# Sensible Enthalpy vs Enthalpy (at standard reference states)

I am reading a book (Thermodynamics an Engineering approach), I am reading over the section of steady-flow systems with chemical reactions. The book just introduced the following formula for the enthalpy (per mole) of a component as:

$$\bar{H} = \bar{h_f^o} + (\bar{h} - \bar{h^o})$$

Where $$\bar{h_f^o}$$ is the standard enthalpy of formation at the reference state of 25 ºC and 1 atm, and $$\bar{h^o}$$ is the sensible enthalpy at the standard reference state of 25 ºC and 1 atm.

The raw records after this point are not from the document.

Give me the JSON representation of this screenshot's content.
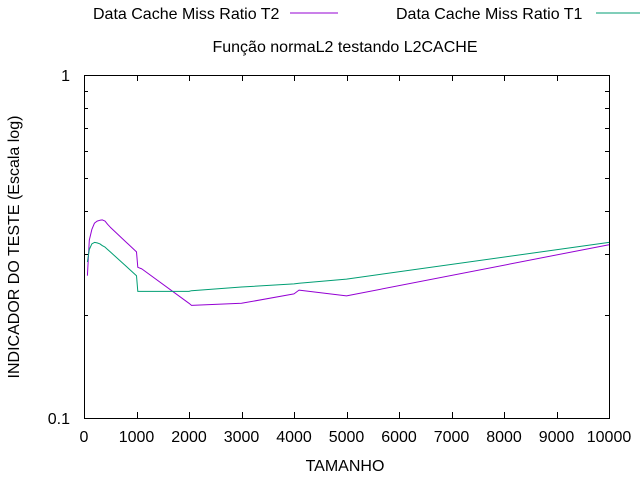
{
  "chart_data": {
    "type": "line",
    "title": "Função normaL2 testando L2CACHE",
    "xlabel": "TAMANHO",
    "ylabel": "INDICADOR DO TESTE (Escala log)",
    "xlim": [
      0,
      10000
    ],
    "ylim": [
      0.1,
      1
    ],
    "yscale": "log",
    "grid": false,
    "legend_position": "top",
    "x_ticks": [
      0,
      1000,
      2000,
      3000,
      4000,
      5000,
      6000,
      7000,
      8000,
      9000,
      10000
    ],
    "x_tick_labels": [
      "0",
      "1000",
      "2000",
      "3000",
      "4000",
      "5000",
      "6000",
      "7000",
      "8000",
      "9000",
      "10000"
    ],
    "y_ticks": [
      0.1,
      1
    ],
    "y_tick_labels": [
      "0.1",
      "1"
    ],
    "series": [
      {
        "name": "Data Cache Miss Ratio T2",
        "color": "#9400d3",
        "x": [
          64,
          100,
          150,
          200,
          250,
          300,
          350,
          400,
          450,
          500,
          1000,
          1024,
          1100,
          2000,
          2048,
          3000,
          4000,
          4096,
          5000,
          10000
        ],
        "y": [
          0.26,
          0.33,
          0.355,
          0.37,
          0.375,
          0.377,
          0.378,
          0.375,
          0.367,
          0.36,
          0.305,
          0.275,
          0.272,
          0.216,
          0.213,
          0.216,
          0.23,
          0.236,
          0.227,
          0.32
        ]
      },
      {
        "name": "Data Cache Miss Ratio T1",
        "color": "#009e73",
        "x": [
          64,
          100,
          150,
          200,
          250,
          300,
          350,
          400,
          450,
          500,
          1000,
          1024,
          1100,
          2000,
          2048,
          3000,
          4000,
          4096,
          5000,
          10000
        ],
        "y": [
          0.285,
          0.31,
          0.322,
          0.325,
          0.324,
          0.322,
          0.318,
          0.315,
          0.31,
          0.305,
          0.26,
          0.234,
          0.234,
          0.234,
          0.235,
          0.241,
          0.246,
          0.247,
          0.254,
          0.325
        ]
      }
    ]
  }
}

How are these two quantities different? In my book they give an example where they calculate the enthalpy for oxygen at 7 ºC, they express it as:

$$\ce{1 kmol O_2 \cdot (0 +\bar{h}_{280K} - \bar{h}_{298K} ) }$$ where $$\bar{h}_{280K}$$ = 8150 kJ/kmol

and $$\bar{h}_{298K}$$ = 8669 kJ/mol

I do not quite get how there is a non-zero enthalpy value for oxygen at standard temperature.

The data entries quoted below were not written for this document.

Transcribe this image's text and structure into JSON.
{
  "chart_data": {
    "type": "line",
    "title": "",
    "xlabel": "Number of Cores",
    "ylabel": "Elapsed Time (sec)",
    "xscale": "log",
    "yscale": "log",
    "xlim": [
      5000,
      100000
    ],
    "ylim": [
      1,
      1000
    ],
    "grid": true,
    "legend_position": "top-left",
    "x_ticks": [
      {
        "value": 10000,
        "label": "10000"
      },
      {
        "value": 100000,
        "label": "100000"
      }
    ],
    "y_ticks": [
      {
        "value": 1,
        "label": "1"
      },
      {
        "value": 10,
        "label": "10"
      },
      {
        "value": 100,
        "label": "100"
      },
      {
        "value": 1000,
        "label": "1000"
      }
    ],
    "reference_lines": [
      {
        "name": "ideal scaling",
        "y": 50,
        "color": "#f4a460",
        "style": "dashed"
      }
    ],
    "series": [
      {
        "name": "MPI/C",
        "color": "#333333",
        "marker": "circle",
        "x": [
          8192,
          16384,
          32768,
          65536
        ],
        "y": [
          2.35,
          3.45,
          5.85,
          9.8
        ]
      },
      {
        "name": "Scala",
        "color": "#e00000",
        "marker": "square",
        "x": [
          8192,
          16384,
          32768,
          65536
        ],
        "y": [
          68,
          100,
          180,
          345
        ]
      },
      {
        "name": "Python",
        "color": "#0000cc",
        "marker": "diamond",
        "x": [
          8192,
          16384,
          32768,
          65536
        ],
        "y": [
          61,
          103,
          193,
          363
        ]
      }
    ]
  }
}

Here is a screenshot of the book page that introduces this concept:

• The standard enthalpy =0 is for One atmosphere Fugacity. This is equal to the enthalpy of the actual gas extrapolated to zero pressure. The actual enthalpies include deviations from ideality and include intermolecular attractions. Chemists believe in the Ideal Gas Law; engineers know it is a figment Commented Jul 30 at 21:59
• Maybe the equation has a typo. Commented Jul 31 at 10:19
• @ChetMiller I could provide a screenshot of the page if that is helpful, they use this form of enthalpy to do calculations in the examples too, really throws me off.
– STOI
Commented Jul 31 at 15:56
• Just added the image guys, best regards.
– STOI
Commented Aug 1 at 22:14